I hope that this experience will live with me forever, as I know my time here in Egypt will. It is sad for me to be writing this now. I know I am ready to go back home to the United States and be with my family and friends, but I do not think I will ever be ready to leave Cairo. Egypt has become a home to me, and it fills me with pleasure at the thought that I can return here in the future and have people eager to see me again. I could not think of a better thought on my imminent departure from here. Ma’salaama.

Monday, July 20, 2009

Why Can’t We be Friends - Atif Mahmood

Last Wednesday, I took three of my students – Asli, Mona and Abdullah – to watch the sixth Harry Potter movie. Having fun was part of my agenda, of course. But I actually really wanted to observe firsthand how Abdullah, who’s Sudanese, would interact with Mona and Asli, both Somali, outside of the domains of the classroom.

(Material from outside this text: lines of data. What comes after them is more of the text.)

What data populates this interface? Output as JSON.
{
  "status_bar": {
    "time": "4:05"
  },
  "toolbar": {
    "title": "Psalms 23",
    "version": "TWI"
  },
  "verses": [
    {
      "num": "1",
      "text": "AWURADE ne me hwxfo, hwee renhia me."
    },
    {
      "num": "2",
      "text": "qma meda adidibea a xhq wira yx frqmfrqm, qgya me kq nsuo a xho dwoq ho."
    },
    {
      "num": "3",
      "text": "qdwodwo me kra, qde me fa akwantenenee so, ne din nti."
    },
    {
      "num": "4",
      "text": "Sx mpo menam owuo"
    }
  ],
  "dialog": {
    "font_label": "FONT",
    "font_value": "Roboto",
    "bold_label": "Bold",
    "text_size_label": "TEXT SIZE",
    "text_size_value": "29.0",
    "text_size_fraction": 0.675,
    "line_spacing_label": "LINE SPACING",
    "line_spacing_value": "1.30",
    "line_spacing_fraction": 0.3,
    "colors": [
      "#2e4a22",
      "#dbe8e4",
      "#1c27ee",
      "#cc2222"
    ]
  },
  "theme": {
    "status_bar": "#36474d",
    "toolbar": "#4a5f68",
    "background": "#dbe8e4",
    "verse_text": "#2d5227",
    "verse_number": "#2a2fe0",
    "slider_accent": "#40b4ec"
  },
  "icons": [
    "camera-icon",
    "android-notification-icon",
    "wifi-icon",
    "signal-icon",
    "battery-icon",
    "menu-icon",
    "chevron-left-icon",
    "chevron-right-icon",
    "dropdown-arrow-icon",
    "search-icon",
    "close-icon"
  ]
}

The movie itself was terrific. All of us kept laughing hard during the first half of the movie, and were on the edge of our seats during the other half. I asked Asli whether she and Mona understood what the characters were saying (British accents are bound to sound different from the American ones we’re bombarding them with in class). She nodded and replied that they were reading the Arabic subtitles. That surprised me a bit, since I realized that the two Somali girls sitting beside me were laughing and gasping at all the right moments. I thought that they knew too little Arabic to be able to read the subtitles quickly enough. I guess I was proven wrong. Abdullah, on the other hand, I knew was as comfortable with Arabic as Harry with his phoenix-feather wand. He thoroughly enjoyed the movie, as expected.

Later on, on the taxi ride back home, I asked Asli about the relationship between Somali refugees and Sudanese refugees living in Cairo. She told me, in broken English, that there have been fights between Sudanese and Somalis. She began a story, much of which I think was lost in translation, of how a Somali she knew had her arm broken on the hands of some Sudanese refugees. She also mentioned that the Sudanese are larger in number in Cairo and have better access to resources such as the NGOs at work here. I then asked her whether or not she was friends with Abdullah. Both Mona and Asli laughed, and said that Abdullah’s all right. He’s their classmate. But “what will happen once class ends?” The girls did not know of any Somali befriending a Sudanese. Were it not for my position as a teacher, Abdullah would never have mingled with Mona and Asli outside of St. Andrews.

In overpopulated Cairo, refugees are competing for meager resources not only against Egyptians, but among themselves as well. In the words of Grandmaster Flash “It's like a jungle sometimes it makes me wonder.”